White matter vs. gray matter

The brain’s gray matter is mainly composed of neuronal cell bodies. Nerve cells in the gray matter is where memories are stored.  Networks of nerve cell bodies process information in the brain. These neuronal networks are necessary for thinking, speaking, and most activities. White matter is made up of myelinated axons.

White matter disease is the degeneration of tissue in the largest and deepest part of your brain. This tissue contains millions of nerve fibers, or axons, that connect other parts of the brain and spinal cord and signal your nerves to communicate to one another. This type of brain tissue allows the nerve cells to communicate with each other.  This helps individuals think fast, walk straight and other important cognitive functions. When it becomes diseased, the myelin, a fatty material that protects fibers in the brain, and the axons, the part of the cell that delivers the signal between nerve cell bodies, stop working and the brain and body halts its normal functions.

Growing research supporting Alzheimer’s as a white matter disease

The observation that white matter abnormalities are characteristic of Alzheimer’s is relatively new. While changes to the gray matter in the pathogenesis of Alzheimer’s are well known and continue to be heavily investigated, the neuropathology of white matter abnormalities still remains not fully understood and is mainly attributed to cerebral small vessel degeneration, inflammatory events, as well as loss of myelin and axonal fibers. However, white matter changes have been shown to develop very early, in prodromal phase (pre-Alzheimer’s) and precede the onset of clinical symptoms of dementia, underscoring the importance of their further investigation and focus.

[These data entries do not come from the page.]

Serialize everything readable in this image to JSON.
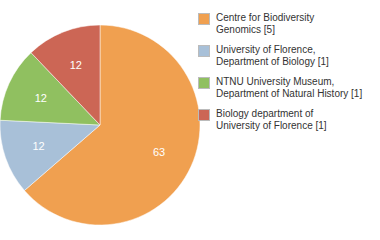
{
  "chart_data": {
    "type": "pie",
    "categories": [
      "Centre for Biodiversity\nGenomics [5]",
      "University of Florence,\nDepartment of Biology [1]",
      "NTNU University Museum,\nDepartment of Natural History [1]",
      "Biology department of\nUniversity of Florence [1]"
    ],
    "values": [
      63,
      12,
      12,
      12
    ],
    "colors": [
      "#f0a050",
      "#a8c0d8",
      "#90c060",
      "#cc6655"
    ],
    "data_labels": true,
    "legend": "right"
  }
}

A neuroimaging study in 2020 identified white matter hyperintensities, a significant contributor to Neuropsychiatric symptoms (NPS), such as apathy, irritability and depression, to be present in subjects evaluated with Alzheimer’s. Another recent study demonstrated that co-morbidities have an impact on white matter integrity in individuals living with AD and that early alterations in genes linked to myelin proteins in white matter occur in AD cases. This suggests that white matter hyperintensities give a hint that white matter pathology is clinically relevant. These are just a couple recent examples of the growing data that support the vital role white matter abnormalities presents in the development of Alzheimer’s.

The fact that most dementia remains incurable—including the cortical dementia of Alzheimer’s that continues as such a formidable threat to medicine and society—calls out for a new paradigm that may reveal new avenues to an effective response. Alzheimer’s as a white matter concept may stimulate such novel thinking, and can serve in a theoretical sense to broaden the clinician’s perspective in approaching dementia and its origins.

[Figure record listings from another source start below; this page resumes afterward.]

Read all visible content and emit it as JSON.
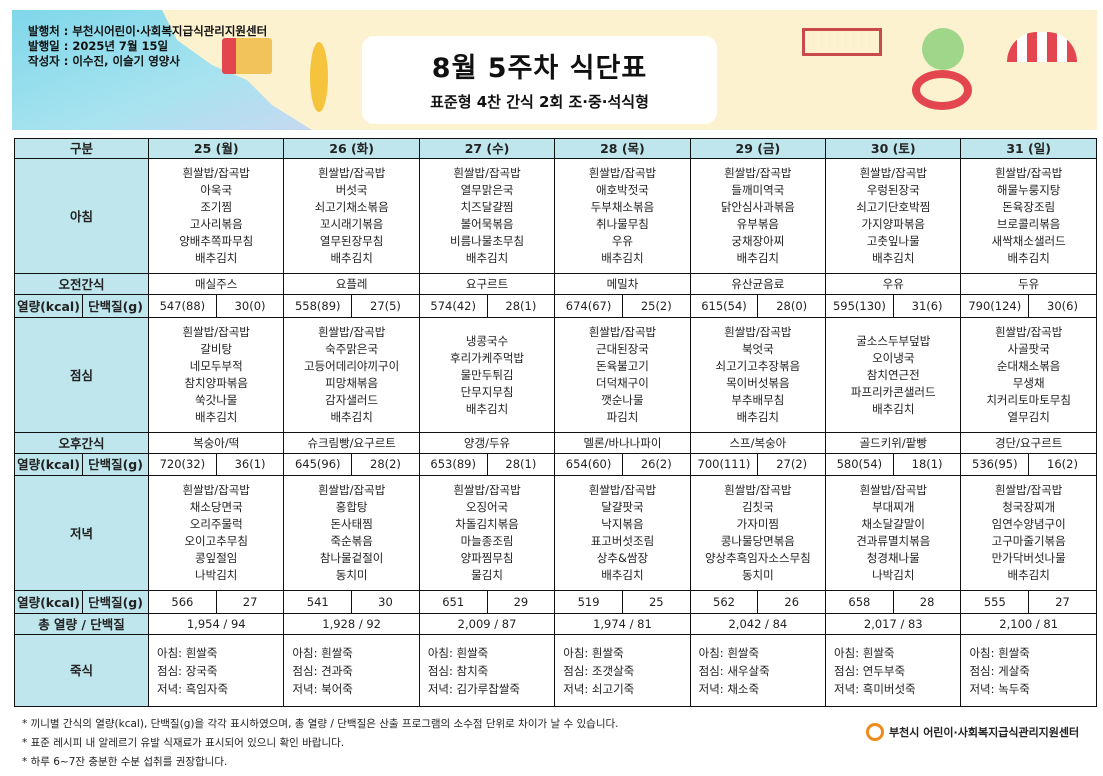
{
  "header": {
    "publisher": "발행처 : 부천시어린이·사회복지급식관리지원센터",
    "date": "발행일 : 2025년 7월 15일",
    "author": "작성자 : 이수진, 이슬기 영양사",
    "title": "8월 5주차 식단표",
    "subtitle": "표준형 4찬 간식 2회 조·중·석식형"
  },
  "table": {
    "label_header": "구분",
    "labels": {
      "breakfast": "아침",
      "am_snack": "오전간식",
      "kcal": "열량(kcal)",
      "protein": "단백질(g)",
      "lunch": "점심",
      "pm_snack": "오후간식",
      "dinner": "저녁",
      "total": "총 열량 / 단백질",
      "porridge": "죽식"
    },
    "days": [
      {
        "day": "25 (월)",
        "breakfast": [
          "흰쌀밥/잡곡밥",
          "아욱국",
          "조기찜",
          "고사리볶음",
          "양배추쪽파무침",
          "배추김치"
        ],
        "am_snack": "매실주스",
        "am_kcal": "547(88)",
        "am_protein": "30(0)",
        "lunch": [
          "흰쌀밥/잡곡밥",
          "갈비탕",
          "네모두부적",
          "참치양파볶음",
          "쑥갓나물",
          "배추김치"
        ],
        "pm_snack": "복숭아/떡",
        "pm_kcal": "720(32)",
        "pm_protein": "36(1)",
        "dinner": [
          "흰쌀밥/잡곡밥",
          "채소당면국",
          "오리주물럭",
          "오이고추무침",
          "콩잎절임",
          "나박김치"
        ],
        "dn_kcal": "566",
        "dn_protein": "27",
        "total": "1,954  /  94",
        "porridge": [
          "아침: 흰쌀죽",
          "점심: 장국죽",
          "저녁: 흑임자죽"
        ]
      },
      {
        "day": "26 (화)",
        "breakfast": [
          "흰쌀밥/잡곡밥",
          "버섯국",
          "쇠고기채소볶음",
          "꼬시래기볶음",
          "열무된장무침",
          "배추김치"
        ],
        "am_snack": "요플레",
        "am_kcal": "558(89)",
        "am_protein": "27(5)",
        "lunch": [
          "흰쌀밥/잡곡밥",
          "숙주맑은국",
          "고등어데리야끼구이",
          "피망채볶음",
          "감자샐러드",
          "배추김치"
        ],
        "pm_snack": "슈크림빵/요구르트",
        "pm_kcal": "645(96)",
        "pm_protein": "28(2)",
        "dinner": [
          "흰쌀밥/잡곡밥",
          "홍합탕",
          "돈사태찜",
          "죽순볶음",
          "참나물겉절이",
          "동치미"
        ],
        "dn_kcal": "541",
        "dn_protein": "30",
        "total": "1,928  /  92",
        "porridge": [
          "아침:  흰쌀죽",
          "점심:  견과죽",
          "저녁:  북어죽"
        ]
      },
      {
        "day": "27 (수)",
        "breakfast": [
          "흰쌀밥/잡곡밥",
          "열무맑은국",
          "치즈달걀찜",
          "볼어묵볶음",
          "비름나물초무침",
          "배추김치"
        ],
        "am_snack": "요구르트",
        "am_kcal": "574(42)",
        "am_protein": "28(1)",
        "lunch": [
          "냉콩국수",
          "후리가케주먹밥",
          "물만두튀김",
          "단무지무침",
          "배추김치"
        ],
        "pm_snack": "양갱/두유",
        "pm_kcal": "653(89)",
        "pm_protein": "28(1)",
        "dinner": [
          "흰쌀밥/잡곡밥",
          "오징어국",
          "차돌김치볶음",
          "마늘종조림",
          "양파찜무침",
          "물김치"
        ],
        "dn_kcal": "651",
        "dn_protein": "29",
        "total": "2,009  /  87",
        "porridge": [
          "아침: 흰쌀죽",
          "점심: 참치죽",
          "저녁:  김가루찹쌀죽"
        ]
      },
      {
        "day": "28 (목)",
        "breakfast": [
          "흰쌀밥/잡곡밥",
          "애호박젓국",
          "두부채소볶음",
          "취나물무침",
          "우유",
          "배추김치"
        ],
        "am_snack": "메밀차",
        "am_kcal": "674(67)",
        "am_protein": "25(2)",
        "lunch": [
          "흰쌀밥/잡곡밥",
          "근대된장국",
          "돈육불고기",
          "더덕채구이",
          "깻순나물",
          "파김치"
        ],
        "pm_snack": "멜론/바나나파이",
        "pm_kcal": "654(60)",
        "pm_protein": "26(2)",
        "dinner": [
          "흰쌀밥/잡곡밥",
          "달걀팟국",
          "낙지볶음",
          "표고버섯조림",
          "상추&쌈장",
          "배추김치"
        ],
        "dn_kcal": "519",
        "dn_protein": "25",
        "total": "1,974  /  81",
        "porridge": [
          "아침: 흰쌀죽",
          "점심: 조갯살죽",
          "저녁:  쇠고기죽"
        ]
      },
      {
        "day": "29 (금)",
        "breakfast": [
          "흰쌀밥/잡곡밥",
          "들깨미역국",
          "닭안심사과볶음",
          "유부볶음",
          "궁채장아찌",
          "배추김치"
        ],
        "am_snack": "유산균음료",
        "am_kcal": "615(54)",
        "am_protein": "28(0)",
        "lunch": [
          "흰쌀밥/잡곡밥",
          "북엇국",
          "쇠고기고추장볶음",
          "목이버섯볶음",
          "부추배무침",
          "배추김치"
        ],
        "pm_snack": "스프/복숭아",
        "pm_kcal": "700(111)",
        "pm_protein": "27(2)",
        "dinner": [
          "흰쌀밥/잡곡밥",
          "김칫국",
          "가자미찜",
          "콩나물당면볶음",
          "양상추흑임자소스무침",
          "동치미"
        ],
        "dn_kcal": "562",
        "dn_protein": "26",
        "total": "2,042  /  84",
        "porridge": [
          "아침: 흰쌀죽",
          "점심: 새우살죽",
          "저녁: 채소죽"
        ]
      },
      {
        "day": "30 (토)",
        "breakfast": [
          "흰쌀밥/잡곡밥",
          "우렁된장국",
          "쇠고기단호박찜",
          "가지양파볶음",
          "고춧잎나물",
          "배추김치"
        ],
        "am_snack": "우유",
        "am_kcal": "595(130)",
        "am_protein": "31(6)",
        "lunch": [
          "굴소스두부덮밥",
          "오이냉국",
          "참치연근전",
          "파프리카콘샐러드",
          "배추김치"
        ],
        "pm_snack": "골드키위/팥빵",
        "pm_kcal": "580(54)",
        "pm_protein": "18(1)",
        "dinner": [
          "흰쌀밥/잡곡밥",
          "부대찌개",
          "채소달걀말이",
          "견과류멸치볶음",
          "청경채나물",
          "나박김치"
        ],
        "dn_kcal": "658",
        "dn_protein": "28",
        "total": "2,017  /  83",
        "porridge": [
          "아침: 흰쌀죽",
          "점심: 연두부죽",
          "저녁: 흑미버섯죽"
        ]
      },
      {
        "day": "31 (일)",
        "breakfast": [
          "흰쌀밥/잡곡밥",
          "해물누룽지탕",
          "돈육장조림",
          "브로콜리볶음",
          "새싹채소샐러드",
          "배추김치"
        ],
        "am_snack": "두유",
        "am_kcal": "790(124)",
        "am_protein": "30(6)",
        "lunch": [
          "흰쌀밥/잡곡밥",
          "사골팟국",
          "순대채소볶음",
          "무생채",
          "치커리토마토무침",
          "열무김치"
        ],
        "pm_snack": "경단/요구르트",
        "pm_kcal": "536(95)",
        "pm_protein": "16(2)",
        "dinner": [
          "흰쌀밥/잡곡밥",
          "청국장찌개",
          "임연수양념구이",
          "고구마줄기볶음",
          "만가닥버섯나물",
          "배추김치"
        ],
        "dn_kcal": "555",
        "dn_protein": "27",
        "total": "2,100  /  81",
        "porridge": [
          "아침:  흰쌀죽",
          "점심:  게살죽",
          "저녁:  녹두죽"
        ]
      }
    ]
  },
  "notes": [
    "* 끼니별 간식의 열량(kcal), 단백질(g)을 각각 표시하였으며, 총 열량 / 단백질은 산출 프로그램의 소수점 단위로 차이가 날 수 있습니다.",
    "* 표준 레시피 내 알레르기 유발 식재료가 표시되어 있으니 확인 바랍니다.",
    "* 하루 6~7잔 충분한 수분 섭취를 권장합니다."
  ],
  "footer_logo": "부천시 어린이·사회복지급식관리지원센터",
  "colors": {
    "header_bg": "#bfe6ec",
    "banner_bg": "#fdf2cf",
    "logo_orange": "#f08a1c"
  }
}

New hope for Alzheimer’s disease treatment

Historically, science hasn’t paid as much attention to our brain’s white matter as its gray matter.

We now know how important white matter is to our overall brain health and cognitive ability, as well as how declines in white matter structure are correlated with impairments in brain function. In the broadest sense, dementia must arise from dysfunction in or damage to neurons in the brain. However, the details of where, when and how the cognitive disturbance arises are crucial. Just as neuronal cell body pathology within gray matter is important, so is disease involving the segments of neurons within the white matter and their supporting structures.

Heightened consideration of the white matter as a specific therapeutic target raises many new possibilities for Alzheimer’s treatment. Emerging possibilities for the treatment of white matter disorders can help reduce the burden of dementia that results from long-term consequences of myelin damage or dysfunction. An adaptation and adjustment to focus on white matter abnormalities, rather than gray matter in Alzheimer’s patients, opens promising possibilities for the science community to develop effective treatments for Alzheimer’s patients and potentially take steps forward in identifying a possible cure.